Medical Visual Question Answering (MedVQA) enhances diagnostic accuracy and healthcare delivery by leveraging artificial intelligence to interpret medical images. This study aims to redefine MedVQA as a generation task that mirrors human-machine interaction and to develop a model capable of integrating complex visual and textual information.
We constructed a large-scale medical visual-question answering dataset, PMC-VQA, containing 227,000 VQA pairs across 149,000 images that span various modalities and diseases. We introduced a generative model that aligns visual information from a pre-trained vision encoder with a large language model. This model was initially trained on PMC-VQA and subsequently fine-tuned on multiple public benchmarks.

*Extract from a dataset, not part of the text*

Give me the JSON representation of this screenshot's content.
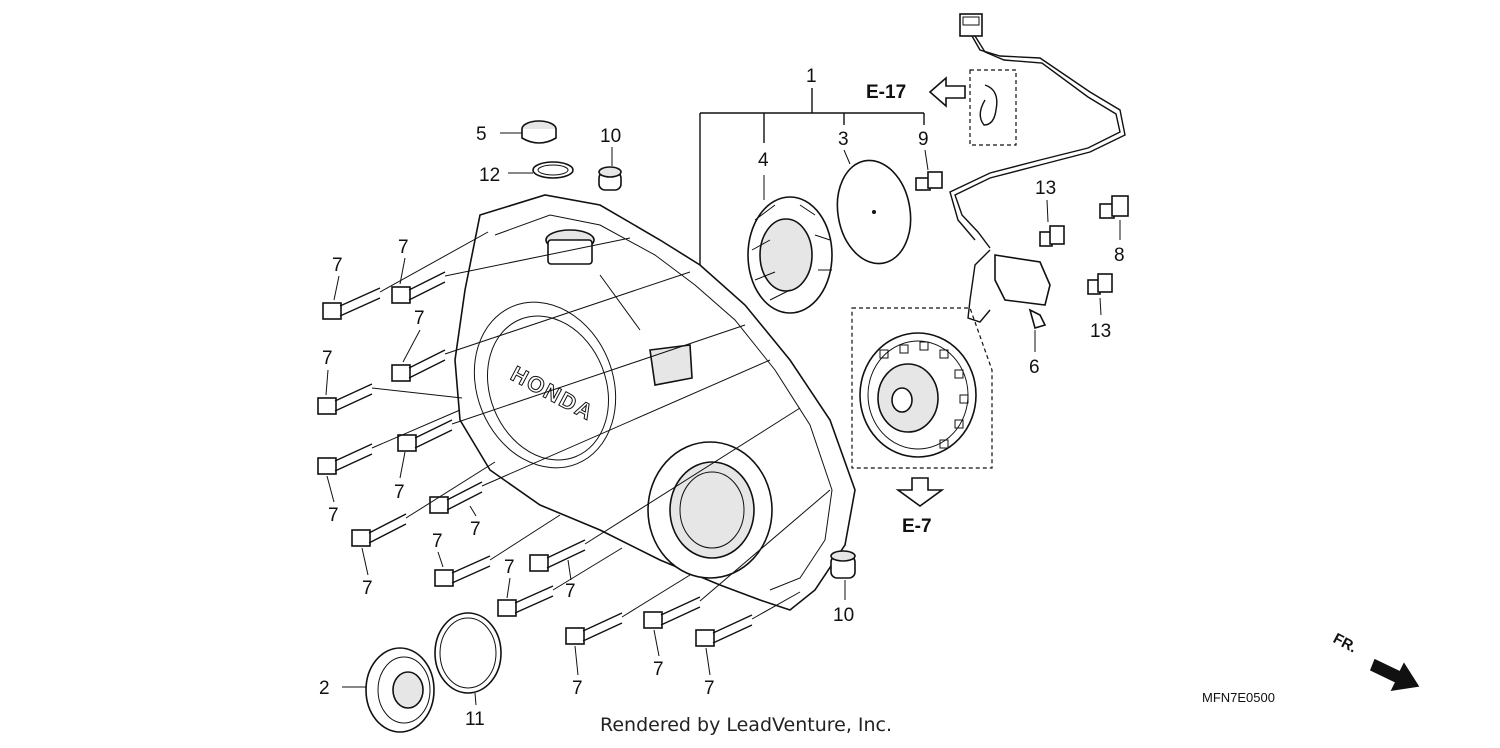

Here, we show that our model significantly outperforms existing MedVQA models in generating relevant, accurate free-form answers. We also propose a manually verified test set that presents a greater challenge and serves as a robust measure to monitor the advancement of generative MedVQA methods.
The PMC-VQA dataset proves to be an essential resource for the research community, and our model marks a significant breakthrough in MedVQA. We maintain a leaderboard to facilitate comprehensive evaluation and comparison, providing a centralized resource for benchmarking state-of-the-art approaches.

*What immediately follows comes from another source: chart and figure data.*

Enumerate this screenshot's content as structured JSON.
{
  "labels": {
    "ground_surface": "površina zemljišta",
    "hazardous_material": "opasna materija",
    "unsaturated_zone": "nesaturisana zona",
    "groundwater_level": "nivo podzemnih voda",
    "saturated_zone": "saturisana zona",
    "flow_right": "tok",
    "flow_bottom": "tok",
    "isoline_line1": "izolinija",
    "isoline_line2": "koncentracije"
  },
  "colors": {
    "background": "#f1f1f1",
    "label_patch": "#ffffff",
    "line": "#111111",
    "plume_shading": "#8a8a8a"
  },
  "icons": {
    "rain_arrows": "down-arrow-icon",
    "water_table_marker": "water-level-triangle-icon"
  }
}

医学视觉问答(MedVQA)通过利用人工智能解读医学图像来提高诊断准确性和医疗服务水平。本研究旨在将MedVQA重新定义为一种模拟人机交互的生成任务,并开发一种能够整合复杂视觉和文本信息的模型。
我们构建了一个大规模的医学视觉问答数据集PMC-VQA,其中包含跨越149,000张图像的227,000个问答对,这些图像涵盖了各种模态和疾病。我们引入了一种生成模型,该模型将预训练视觉编码器中的视觉信息与一个大语言模型对齐。此模型最初在PMC-VQA上进行训练,随后在多个公共基准上进行微调。
在此,我们表明我们的模型在生成相关、准确的自由形式答案方面显著优于现有的MedVQA模型。我们还提出了一个经过人工验证的测试集,该测试集带来了更大的挑战,并作为监测生成式MedVQA方法进展的有力指标。
PMC-VQA数据集被证明是研究社区的重要资源,我们的模型在MedVQA方面取得了重大突破。我们维护了一个排行榜以促进全面评估和比较,为基准测试最先进的方法提供了一个集中资源。